Ainda de acordo com Ygor, projetos de moradia emergencial não somente contribuem com a solução de problemas habitacionais, mas impactam diretamente na qualidade de vida das pessoas contempladas, reduzindo os níveis de stress, solidão e consumo de medicamentos ansiolíticos e antidepressivos.

UM LAR PARA QUEM MAIS PRECISA

A escolha das famílias contempladas pelo programa observa a mesma metodologia dos demais projetos desenvolvidos pela ONG, a partir de um processo que consiste em: cadastro com enquete das famílias em extrema vulnerabilidade habitacional; seleção por nível de prioridade; validação da escolha com as lideranças comunitárias; validação técnica no terreno; integração da família selecionada em um circuito de formação social e de colaboração com a TETO, que termina semanas depois da entrega da moradia.

“A ação nasce revolucionária por focar nas pessoas e territórios que mais precisam de uma resposta às suas necessidades habitacionais, o que é um direito. Esse é um projeto pensado para a realidade das favelas brasileiras. Quem precisa morar, precisa morar agora! Não é fácil de se implementar um modelo de casa que se adapte aos contextos mais adversos e terrenos mais difíceis, que pode ser construída de maneira ágil, que mobiliza a sociedade civil para construir voluntariamente conosco e que vem acoplada de uma forte metodologia social. Por isso, o impacto para sociedade é tão grande”, salienta o gerente social.

CONTRIBUIR COM A ‘CASA COMUM’

O meio ambiente também é beneficiado com o novo destino dado ao plástico e outras soluções sustentáveis.
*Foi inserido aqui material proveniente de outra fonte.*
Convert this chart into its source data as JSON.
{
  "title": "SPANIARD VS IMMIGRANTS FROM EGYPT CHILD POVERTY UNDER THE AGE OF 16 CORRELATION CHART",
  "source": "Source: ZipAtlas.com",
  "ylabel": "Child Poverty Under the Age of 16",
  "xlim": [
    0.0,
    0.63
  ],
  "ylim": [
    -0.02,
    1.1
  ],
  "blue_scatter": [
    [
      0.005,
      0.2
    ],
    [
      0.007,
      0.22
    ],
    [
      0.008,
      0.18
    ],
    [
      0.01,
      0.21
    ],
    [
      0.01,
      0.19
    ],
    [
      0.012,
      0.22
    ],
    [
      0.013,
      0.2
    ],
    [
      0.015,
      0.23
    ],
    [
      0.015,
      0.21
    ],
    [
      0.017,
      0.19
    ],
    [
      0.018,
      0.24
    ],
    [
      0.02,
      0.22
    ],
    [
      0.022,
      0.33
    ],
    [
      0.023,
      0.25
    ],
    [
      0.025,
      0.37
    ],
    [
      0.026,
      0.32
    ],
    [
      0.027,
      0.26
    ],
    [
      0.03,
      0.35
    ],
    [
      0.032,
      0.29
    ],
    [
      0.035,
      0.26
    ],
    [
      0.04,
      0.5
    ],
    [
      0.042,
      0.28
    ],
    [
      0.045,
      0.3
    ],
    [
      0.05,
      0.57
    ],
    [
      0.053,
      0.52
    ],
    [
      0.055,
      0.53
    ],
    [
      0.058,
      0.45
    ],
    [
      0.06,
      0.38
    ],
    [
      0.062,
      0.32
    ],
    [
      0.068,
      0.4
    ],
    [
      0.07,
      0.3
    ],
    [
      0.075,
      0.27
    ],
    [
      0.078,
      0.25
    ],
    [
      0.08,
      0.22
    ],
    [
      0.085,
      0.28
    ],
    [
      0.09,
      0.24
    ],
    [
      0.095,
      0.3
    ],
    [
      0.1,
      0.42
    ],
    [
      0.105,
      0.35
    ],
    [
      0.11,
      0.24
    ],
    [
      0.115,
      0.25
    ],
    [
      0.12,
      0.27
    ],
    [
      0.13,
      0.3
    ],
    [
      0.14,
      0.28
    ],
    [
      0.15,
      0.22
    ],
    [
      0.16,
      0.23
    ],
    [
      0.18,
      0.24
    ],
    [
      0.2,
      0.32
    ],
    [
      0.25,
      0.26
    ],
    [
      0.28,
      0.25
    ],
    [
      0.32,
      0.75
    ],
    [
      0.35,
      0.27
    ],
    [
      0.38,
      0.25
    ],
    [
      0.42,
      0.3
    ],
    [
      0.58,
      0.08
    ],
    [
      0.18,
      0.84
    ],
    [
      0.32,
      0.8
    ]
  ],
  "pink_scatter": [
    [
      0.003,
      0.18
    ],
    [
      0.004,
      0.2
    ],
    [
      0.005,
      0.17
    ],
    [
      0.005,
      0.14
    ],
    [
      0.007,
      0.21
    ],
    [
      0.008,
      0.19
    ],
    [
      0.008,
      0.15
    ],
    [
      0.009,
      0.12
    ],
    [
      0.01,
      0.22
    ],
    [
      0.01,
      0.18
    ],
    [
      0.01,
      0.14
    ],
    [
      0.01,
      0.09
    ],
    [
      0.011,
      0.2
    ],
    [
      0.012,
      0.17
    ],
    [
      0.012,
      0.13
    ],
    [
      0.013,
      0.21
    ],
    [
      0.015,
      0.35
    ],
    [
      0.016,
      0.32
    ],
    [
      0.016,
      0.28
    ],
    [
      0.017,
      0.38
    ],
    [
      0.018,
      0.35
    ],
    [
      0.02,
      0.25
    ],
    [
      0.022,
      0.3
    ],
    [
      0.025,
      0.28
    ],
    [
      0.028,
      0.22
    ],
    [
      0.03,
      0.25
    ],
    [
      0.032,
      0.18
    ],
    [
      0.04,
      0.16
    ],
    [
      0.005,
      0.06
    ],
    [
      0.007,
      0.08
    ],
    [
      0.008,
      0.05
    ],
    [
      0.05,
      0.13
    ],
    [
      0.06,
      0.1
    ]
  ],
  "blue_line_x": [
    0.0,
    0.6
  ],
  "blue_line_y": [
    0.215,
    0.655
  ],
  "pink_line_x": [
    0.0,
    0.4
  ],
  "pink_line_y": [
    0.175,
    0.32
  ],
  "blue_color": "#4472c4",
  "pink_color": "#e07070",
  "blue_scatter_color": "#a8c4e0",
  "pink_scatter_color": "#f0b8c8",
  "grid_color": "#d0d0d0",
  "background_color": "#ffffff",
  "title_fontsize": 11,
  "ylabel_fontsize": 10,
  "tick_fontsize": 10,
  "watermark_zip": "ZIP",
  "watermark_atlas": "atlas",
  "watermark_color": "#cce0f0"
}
Segundo Ygor, as moradias construídas estão sendo acopladas a biodigestores, que tratam o esgoto produzido, transformando-o em biogás.

“Cada biodigestor chega a produzir o equivalente a um botijão de gás por mês, representando impacto ambiental e econômico para as famílias e a comunidade. Portanto, esse projeto atende diversas dimensões, tendendo a ser uma referência sem precedentes de como lidar com a crise habitacional e social no País”, explica.

“O projeto não só ajuda a mitigar o problema do lixo plástico, um dos maiores poluentes globais, mas também oferece uma solução habitacional digna e durável para as comunidades mais necessitadas”, enfatiza Ygor. Esse impacto é amplificado, conforme realçado pelo idealizador do programa, por conscientizar e mobilizar a sociedade civil em torno da reciclagem e do voluntariado, fortalecendo laços comunitários e promovendo a cidadania ativa.

RECOMEÇO

Uma das famílias contempladas pelo programa é liderada pela diarista Arivancleide Santos de Oliveira, 35. Ela contou ao O SÃO PAULO que sua antiga casa ficava próxima a um esgoto e era comum que em dias de chuva, fosse invadida pela água suja. Além da perda de móveis, a diarista lembrou que em uma das enchentes, uma de suas filhas chegou a se ferir pelo contato com as fezes que entraram na casa com o esgoto.

Arivancleide está em tratamento de um câncer no pescoço e ainda não tem condições de trabalhar todos os dias. O novo lar significa uma nova etapa em sua vida: “Eu me sinto muito grata por ter sido contemplda. Esta casa representa o começo de tudo para mim, porque em dias de chuva, eu não vou mais chorar por causa da invasão da água”, expressa.